In Bangladesh, the horrendous brutal street assassinations of members of minority religions, secularists, and atheists violate every single value that we hold dear.
Just two weeks ago, 28-year-old Nazimuddin Samad was hacked to death in Dhaka, Bangladesh, after speaking out against the persecution of religious minorities on social media.
Evelyn Beatrice Hall, the late British author, wrote, “I may disapprove of what you say, but I will defend to the death your right to say it.”
In Bangladesh, discrimination and deadly violence against atheists, secularists, Hindus, Buddhists, and other religious minorities has unfortunately become a regular occurrence. This underscores the absolutely necessity of not only defeating this global wave of intolerance, but standing up and fighting for the right of others to freely express their views, regardless of whether you agree with those views or not.
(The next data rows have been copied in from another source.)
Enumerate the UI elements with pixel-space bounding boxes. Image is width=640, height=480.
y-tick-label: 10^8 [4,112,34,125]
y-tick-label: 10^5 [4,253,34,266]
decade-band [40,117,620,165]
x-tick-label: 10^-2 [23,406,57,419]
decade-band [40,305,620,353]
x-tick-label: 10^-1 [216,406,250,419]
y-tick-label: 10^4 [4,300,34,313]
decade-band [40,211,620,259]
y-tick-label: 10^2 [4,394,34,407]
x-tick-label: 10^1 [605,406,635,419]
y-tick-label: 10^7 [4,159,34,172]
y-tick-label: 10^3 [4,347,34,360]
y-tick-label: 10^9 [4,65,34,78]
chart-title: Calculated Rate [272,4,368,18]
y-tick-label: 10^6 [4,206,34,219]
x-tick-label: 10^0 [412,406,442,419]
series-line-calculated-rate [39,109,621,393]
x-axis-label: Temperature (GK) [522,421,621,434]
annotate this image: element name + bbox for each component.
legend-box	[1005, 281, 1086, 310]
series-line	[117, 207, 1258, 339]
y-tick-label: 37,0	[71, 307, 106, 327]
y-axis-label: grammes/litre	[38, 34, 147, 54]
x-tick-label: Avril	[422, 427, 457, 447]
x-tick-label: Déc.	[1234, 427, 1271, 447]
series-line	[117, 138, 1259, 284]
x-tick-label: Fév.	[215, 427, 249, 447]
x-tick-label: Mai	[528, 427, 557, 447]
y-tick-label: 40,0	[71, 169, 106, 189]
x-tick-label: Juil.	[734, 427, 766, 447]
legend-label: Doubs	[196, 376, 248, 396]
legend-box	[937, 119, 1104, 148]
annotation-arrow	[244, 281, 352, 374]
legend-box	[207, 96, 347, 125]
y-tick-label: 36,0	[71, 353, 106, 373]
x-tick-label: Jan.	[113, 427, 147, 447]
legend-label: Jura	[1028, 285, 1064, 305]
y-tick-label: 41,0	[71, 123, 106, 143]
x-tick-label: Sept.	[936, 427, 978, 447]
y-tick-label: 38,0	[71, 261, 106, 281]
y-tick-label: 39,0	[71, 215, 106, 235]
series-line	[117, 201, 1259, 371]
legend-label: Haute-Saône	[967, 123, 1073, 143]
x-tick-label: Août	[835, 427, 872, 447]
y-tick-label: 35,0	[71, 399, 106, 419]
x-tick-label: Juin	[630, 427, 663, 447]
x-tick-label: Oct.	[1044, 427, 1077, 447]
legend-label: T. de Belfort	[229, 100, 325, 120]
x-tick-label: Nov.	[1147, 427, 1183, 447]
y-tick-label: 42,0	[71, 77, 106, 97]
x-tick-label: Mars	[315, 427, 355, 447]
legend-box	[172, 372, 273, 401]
I introduced H. Res. 396 to call on the government of Bangladesh to protect the rights of all of its religious minorities, including Christians, Hindus, atheists, and others. They have a responsibility to uphold the principles of its secular constitution, including freedom of religion and freedom of expression and take action against this senseless violence.
I encourage my colleagues to take action and support this resolution’s passage.
House Resolution 396 would call on Bangladesh’s government to “protect the human rights of all its citizens, particularly vulnerable minorities, strengthen democratic institutions and rule of law, and prevent the growth of extremist groups.”
It’s symbolic, but it still hasn’t gone anywhere. It hasn’t even had a subcommittee hearing yet.